Baca Juga :   Phapros Mendorong Kontribusi Obat Etikal dan Ekspor untuk Memompa Kinerja 2023

Menurut Gulat, kebijakan-kebijakan yang tidak relevan itu akan menjadi beban yang menghambat percepatan ekspor CPO. Dampak lambatnya ekspor itu tentu saja akan merugikan berbagai pihak, misalnya negara akan kehilangan devisa, lalu pendapatan korporasi akan berkurang dan harga TBS di petani akan hancur.

“Di saat seperti ini terutama di masa krisis resesi, salah satu cara untuk mengantisipasinya adalah dengan meningkatkan devisa lewat ekspor. Jadi, seperti yang saya bilang bahwa tidak ada yang diuntungkan dari situasi ini,” ujar Gulat.

The Iconomics mendapatkan informasi bahwa pengusaha atau eksportir CPO terkesan ekstra hati-hati atau takut untuk mengekspor, salah satunya karena penyidikan yang dilakukan Kejaksaan Agung atas dugaan korupsi persetujuan ekspor CPO dan produk turunannya untuk periode Januari-Maret 2022. Kasus itu melibatkan Permata Hijau Group, Wilmar Nabati Indonesia, PT Multimas Nabati Asahan, dan PT Musim Mas.

“Secara normatif, kalau mengikuti aturan kenapa mesti takut. Jadi, tergantung orangnya,” ujar Gulat.

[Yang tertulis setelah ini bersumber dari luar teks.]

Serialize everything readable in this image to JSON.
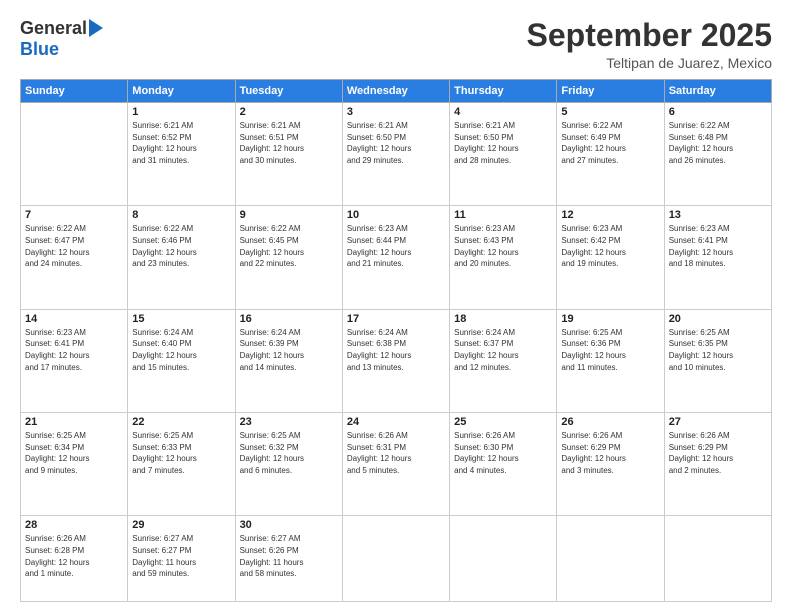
{
  "logo": {
    "general": "General",
    "blue": "Blue"
  },
  "header": {
    "month": "September 2025",
    "location": "Teltipan de Juarez, Mexico"
  },
  "weekdays": [
    "Sunday",
    "Monday",
    "Tuesday",
    "Wednesday",
    "Thursday",
    "Friday",
    "Saturday"
  ],
  "weeks": [
    [
      {
        "day": "",
        "info": ""
      },
      {
        "day": "1",
        "info": "Sunrise: 6:21 AM\nSunset: 6:52 PM\nDaylight: 12 hours\nand 31 minutes."
      },
      {
        "day": "2",
        "info": "Sunrise: 6:21 AM\nSunset: 6:51 PM\nDaylight: 12 hours\nand 30 minutes."
      },
      {
        "day": "3",
        "info": "Sunrise: 6:21 AM\nSunset: 6:50 PM\nDaylight: 12 hours\nand 29 minutes."
      },
      {
        "day": "4",
        "info": "Sunrise: 6:21 AM\nSunset: 6:50 PM\nDaylight: 12 hours\nand 28 minutes."
      },
      {
        "day": "5",
        "info": "Sunrise: 6:22 AM\nSunset: 6:49 PM\nDaylight: 12 hours\nand 27 minutes."
      },
      {
        "day": "6",
        "info": "Sunrise: 6:22 AM\nSunset: 6:48 PM\nDaylight: 12 hours\nand 26 minutes."
      }
    ],
    [
      {
        "day": "7",
        "info": "Sunrise: 6:22 AM\nSunset: 6:47 PM\nDaylight: 12 hours\nand 24 minutes."
      },
      {
        "day": "8",
        "info": "Sunrise: 6:22 AM\nSunset: 6:46 PM\nDaylight: 12 hours\nand 23 minutes."
      },
      {
        "day": "9",
        "info": "Sunrise: 6:22 AM\nSunset: 6:45 PM\nDaylight: 12 hours\nand 22 minutes."
      },
      {
        "day": "10",
        "info": "Sunrise: 6:23 AM\nSunset: 6:44 PM\nDaylight: 12 hours\nand 21 minutes."
      },
      {
        "day": "11",
        "info": "Sunrise: 6:23 AM\nSunset: 6:43 PM\nDaylight: 12 hours\nand 20 minutes."
      },
      {
        "day": "12",
        "info": "Sunrise: 6:23 AM\nSunset: 6:42 PM\nDaylight: 12 hours\nand 19 minutes."
      },
      {
        "day": "13",
        "info": "Sunrise: 6:23 AM\nSunset: 6:41 PM\nDaylight: 12 hours\nand 18 minutes."
      }
    ],
    [
      {
        "day": "14",
        "info": "Sunrise: 6:23 AM\nSunset: 6:41 PM\nDaylight: 12 hours\nand 17 minutes."
      },
      {
        "day": "15",
        "info": "Sunrise: 6:24 AM\nSunset: 6:40 PM\nDaylight: 12 hours\nand 15 minutes."
      },
      {
        "day": "16",
        "info": "Sunrise: 6:24 AM\nSunset: 6:39 PM\nDaylight: 12 hours\nand 14 minutes."
      },
      {
        "day": "17",
        "info": "Sunrise: 6:24 AM\nSunset: 6:38 PM\nDaylight: 12 hours\nand 13 minutes."
      },
      {
        "day": "18",
        "info": "Sunrise: 6:24 AM\nSunset: 6:37 PM\nDaylight: 12 hours\nand 12 minutes."
      },
      {
        "day": "19",
        "info": "Sunrise: 6:25 AM\nSunset: 6:36 PM\nDaylight: 12 hours\nand 11 minutes."
      },
      {
        "day": "20",
        "info": "Sunrise: 6:25 AM\nSunset: 6:35 PM\nDaylight: 12 hours\nand 10 minutes."
      }
    ],
    [
      {
        "day": "21",
        "info": "Sunrise: 6:25 AM\nSunset: 6:34 PM\nDaylight: 12 hours\nand 9 minutes."
      },
      {
        "day": "22",
        "info": "Sunrise: 6:25 AM\nSunset: 6:33 PM\nDaylight: 12 hours\nand 7 minutes."
      },
      {
        "day": "23",
        "info": "Sunrise: 6:25 AM\nSunset: 6:32 PM\nDaylight: 12 hours\nand 6 minutes."
      },
      {
        "day": "24",
        "info": "Sunrise: 6:26 AM\nSunset: 6:31 PM\nDaylight: 12 hours\nand 5 minutes."
      },
      {
        "day": "25",
        "info": "Sunrise: 6:26 AM\nSunset: 6:30 PM\nDaylight: 12 hours\nand 4 minutes."
      },
      {
        "day": "26",
        "info": "Sunrise: 6:26 AM\nSunset: 6:29 PM\nDaylight: 12 hours\nand 3 minutes."
      },
      {
        "day": "27",
        "info": "Sunrise: 6:26 AM\nSunset: 6:29 PM\nDaylight: 12 hours\nand 2 minutes."
      }
    ],
    [
      {
        "day": "28",
        "info": "Sunrise: 6:26 AM\nSunset: 6:28 PM\nDaylight: 12 hours\nand 1 minute."
      },
      {
        "day": "29",
        "info": "Sunrise: 6:27 AM\nSunset: 6:27 PM\nDaylight: 11 hours\nand 59 minutes."
      },
      {
        "day": "30",
        "info": "Sunrise: 6:27 AM\nSunset: 6:26 PM\nDaylight: 11 hours\nand 58 minutes."
      },
      {
        "day": "",
        "info": ""
      },
      {
        "day": "",
        "info": ""
      },
      {
        "day": "",
        "info": ""
      },
      {
        "day": "",
        "info": ""
      }
    ]
  ]
}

Seperti Gulat, anggota Komisi VII DPR Mukhtarudin mendukung pencabutan kebijakan DMO dan DPO untuk sementara. Tujuannya untuk mempercepat pengurangan tangka-tangki CPO yang sudah kelebihan stok. Apalagi menurut data Gapki ekspor selama 3 bulan ini hanya 2,5 juta ton dari lazimnya sekitar 9 juta ton.

Baca Juga :   Mendag Lutfi: Kebijakan DMO Baru Dinaikkan Jadi 30% dan HET Minyak Goreng Diperkuat

“Dengan demikian, pabrik kelapa sawit (PKS) produksinya maksimal lagi dan bisa membeli TBS dengan harga yang bagus dan menguntungkan petani (sawit),” kata Mukhtarudin.

Sebelumnya, Kemenkeu mengeluarkan kebijakan Peraturan Menteri Keuangan Nomor 115 Tahun 2022 tentang Perubahan Tarif Pungutan Ekspor Terhadap Seluruh Produk Kelapa Sawit dan Turunannya. Adapun kebijakan tersebut mulai berlaku dari 15 Juli hingga 31 Agustus 2022 mendatang.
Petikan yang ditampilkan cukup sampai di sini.